Zakopane In The Heights Chamber Music Festival (1) Dobrzynski, Schumann and Zarebski: Janusz Wawrowski, violin. Jakub Jakowicz, violin. Katarzyna Budnik, viola. Artur Rozmyswowicz, viola. Bartosz Koziak, cello. Rafal Kwiatkowski, cello. Janusz Widzyk, double bass. Jonathan Plowright, piano. Holy Cross Church, Zakopane, Poland 19.9.2010 (LV)

Ignacy Feliks Dobrzynski: String Sextet Opus 39

Robert Schumann: Piano Quintet Opus 44

Juliusz Zarebski: Piano Quintet Opus 34




Jonathan Plowright - Picture ©
Diane Shaw


Zakopane's second annual "In The Heights" chamber music festival began with a program that affirmed the eternal strength of Polish music and musicians and allowed Polish audiences yet another opportunity to hear renowned British pianist Jonathan Plowright.

Playing in the magnificent, recently-built Holy Cross Church, where the rich, live acoustics enhanced the listening experience, Plowright, artistic director and virtuoso violinist Janusz Wawrowski and some of Poland's outstanding young string players played a concert in which Robert Schumann's Opus 44 Quintet was presumably the centerpiece but was nearly outflanked by 19th century composers Ignacy Feliks Dobrzynski and Juliusz Zarebski.

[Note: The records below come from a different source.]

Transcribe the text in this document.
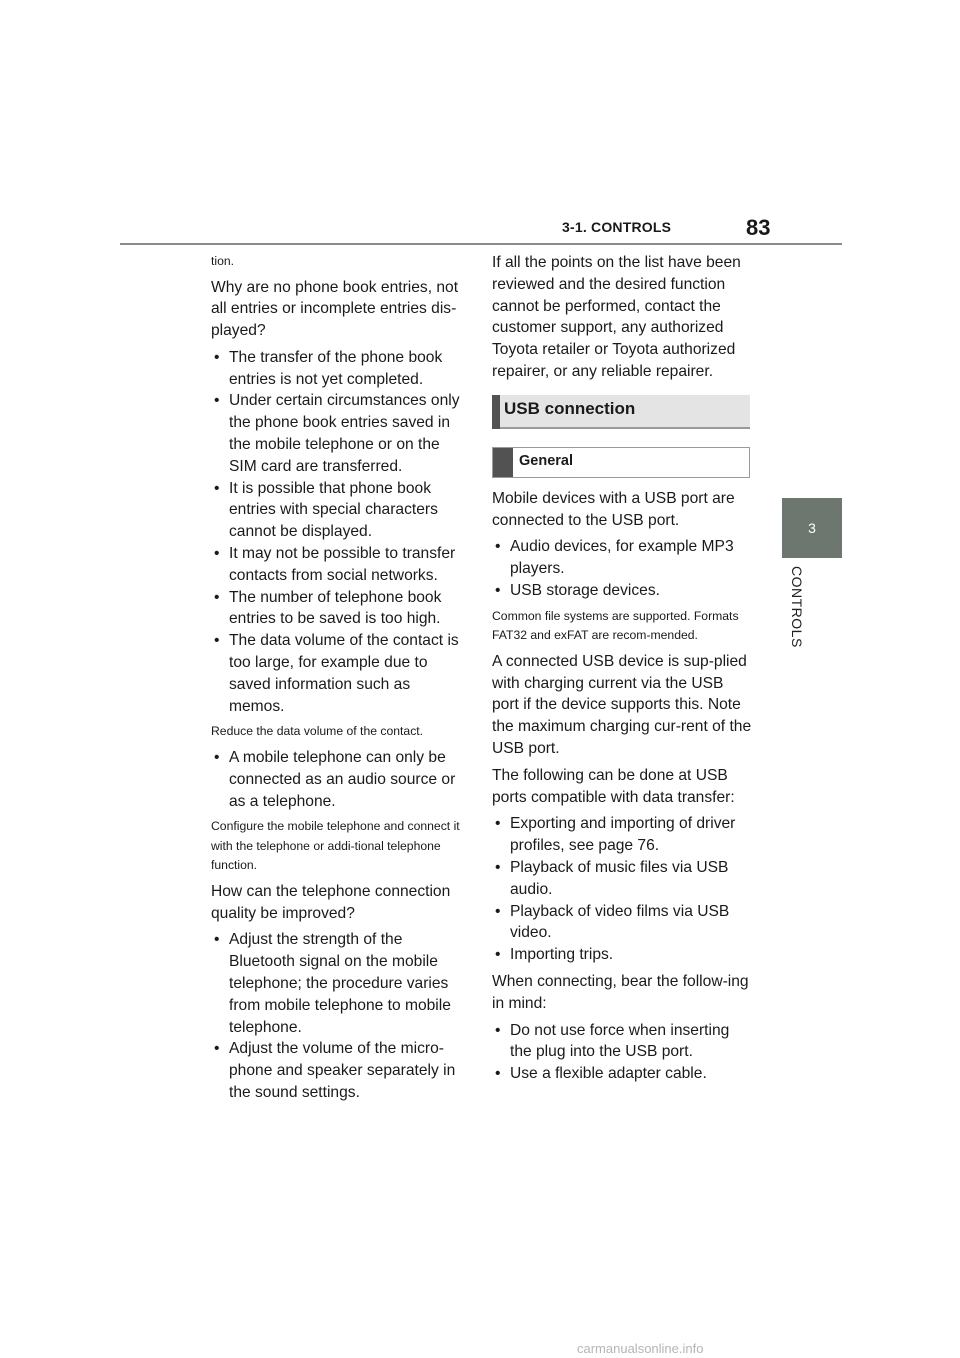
3-1. CONTROLS	83
3
CONTROLS

tion.

Why are no phone book entries, not all entries or incomplete entries dis-played?

• The transfer of the phone book entries is not yet completed.
• Under certain circumstances only the phone book entries saved in the mobile telephone or on the SIM card are transferred.
• It is possible that phone book entries with special characters cannot be displayed.
• It may not be possible to transfer contacts from social networks.
• The number of telephone book entries to be saved is too high.
• The data volume of the contact is too large, for example due to saved information such as memos.

Reduce the data volume of the contact.

• A mobile telephone can only be connected as an audio source or as a telephone.

Configure the mobile telephone and connect it with the telephone or addi-tional telephone function.

How can the telephone connection quality be improved?

• Adjust the strength of the Bluetooth signal on the mobile telephone; the procedure varies from mobile telephone to mobile telephone.
• Adjust the volume of the micro-phone and speaker separately in the sound settings.

If all the points on the list have been reviewed and the desired function cannot be performed, contact the customer support, any authorized Toyota retailer or Toyota authorized repairer, or any reliable repairer.

USB connection
General

Mobile devices with a USB port are connected to the USB port.

• Audio devices, for example MP3 players.
• USB storage devices.

Common file systems are supported. Formats FAT32 and exFAT are recom-mended.

A connected USB device is sup-plied with charging current via the USB port if the device supports this. Note the maximum charging cur-rent of the USB port.

The following can be done at USB ports compatible with data transfer:

• Exporting and importing of driver profiles, see page 76.
• Playback of music files via USB audio.
• Playback of video films via USB video.
• Importing trips.

When connecting, bear the follow-ing in mind:

• Do not use force when inserting the plug into the USB port.
• Use a flexible adapter cable.
carmanualsonline.info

Dobrzynski's Sextet, written a year before Schumann's Quintet for the unusual combination of pairs of violins and cellos, viola and double bass, is a big, beautiful work with enchanting concertante parts for the first violin and cello. After the elegant "Allegro moderate ed espressivo," miraculous chains of trills introduce the "Menuetto" with impressive if retro echos of middle Beethoven, offering cellist Kwiatkowski the opportunity to play trills and turns that dazzle with their eloquence. After a poignant "Elegia," the high spirits and challenging technical demands of the Finale brought the audience to its feet.

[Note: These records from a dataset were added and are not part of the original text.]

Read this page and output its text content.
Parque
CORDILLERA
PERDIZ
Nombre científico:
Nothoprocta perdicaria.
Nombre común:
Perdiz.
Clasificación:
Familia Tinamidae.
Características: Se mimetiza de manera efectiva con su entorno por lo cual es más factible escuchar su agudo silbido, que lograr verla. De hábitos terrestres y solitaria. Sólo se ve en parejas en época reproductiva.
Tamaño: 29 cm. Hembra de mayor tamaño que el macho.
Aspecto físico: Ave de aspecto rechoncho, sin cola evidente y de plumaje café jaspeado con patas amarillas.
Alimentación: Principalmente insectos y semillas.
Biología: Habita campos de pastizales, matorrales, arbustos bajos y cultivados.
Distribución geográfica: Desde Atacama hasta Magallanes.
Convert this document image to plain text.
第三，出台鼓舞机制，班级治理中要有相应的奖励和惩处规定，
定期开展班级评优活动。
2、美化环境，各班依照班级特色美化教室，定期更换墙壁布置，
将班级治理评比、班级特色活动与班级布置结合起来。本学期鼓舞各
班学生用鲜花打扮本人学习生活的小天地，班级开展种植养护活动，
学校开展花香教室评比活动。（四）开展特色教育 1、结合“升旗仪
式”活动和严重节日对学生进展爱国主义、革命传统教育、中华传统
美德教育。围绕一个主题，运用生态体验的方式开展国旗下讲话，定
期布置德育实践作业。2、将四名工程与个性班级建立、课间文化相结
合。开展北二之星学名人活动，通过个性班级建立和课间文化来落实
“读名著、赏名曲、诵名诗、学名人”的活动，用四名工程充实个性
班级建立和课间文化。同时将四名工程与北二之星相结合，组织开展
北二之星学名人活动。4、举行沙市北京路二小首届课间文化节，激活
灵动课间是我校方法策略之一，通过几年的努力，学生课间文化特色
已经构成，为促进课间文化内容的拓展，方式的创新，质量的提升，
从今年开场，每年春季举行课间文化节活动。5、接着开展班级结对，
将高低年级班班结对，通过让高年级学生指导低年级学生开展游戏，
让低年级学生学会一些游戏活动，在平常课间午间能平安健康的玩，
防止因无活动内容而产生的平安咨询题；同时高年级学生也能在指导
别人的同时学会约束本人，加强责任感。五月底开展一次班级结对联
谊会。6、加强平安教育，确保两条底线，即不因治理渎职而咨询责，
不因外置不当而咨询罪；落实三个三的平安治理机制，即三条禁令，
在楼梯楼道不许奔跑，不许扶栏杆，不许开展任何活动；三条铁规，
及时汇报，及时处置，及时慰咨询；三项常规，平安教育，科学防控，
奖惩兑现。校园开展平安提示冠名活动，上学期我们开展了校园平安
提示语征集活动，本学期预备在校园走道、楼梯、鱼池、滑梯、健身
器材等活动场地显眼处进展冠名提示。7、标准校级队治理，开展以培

Emotional storm clouds frequently pass over Zarebski's deeply moving Quintet, residing moodily in a late 19th century parallel universe haunted by Liszt, which has the feel of sadness and death about it, not surprising since the composer died after its composition at the age 31 from tuberculosis. The performance married Plowright's unique combination of command and compassion with the quartet's heartbreaking beauty of tone and phrasing. The music cries out for a wide audience, and Hyperion should be alerted that Plowright and the Polish musicians would be a worthy and more accessible competitor to the Warsaw Quintet on Dux and Wojciech Switala and the Royal String Quartet on BelArTon.


In between Dobrzynski and Zarebski, Robert Schumann's Quintet received a performance of stunning power and poetry. Jonathan Plowright, who in addition to his international fame has won a following in Poland for his championing of composers like Stojowski and Paderewski, contributed playing of controlled, dynamic fluency, injecting energy at various critical points when most pianists let the tempo slow briefly and the momentum drag. The string players, led by Jakub Jakowicz (rotating during the evening with his colleague Wawrowski), complemented Plowright's pianistic prowess with moments of pure ecstasy.

Throughout the evening, Wawrowski showed an extraordinary ability to float phrases, produce a tone in his fiddle's low registers that was unusually dark and seductive, almost like a violist's, and display the seamless, note-perfect virtuosity which his recent recording of the 24 Paganini Caprices showed off to such stunning advantage.

As if the music and the setting weren't enough, admission to the Festival's opening concert was free.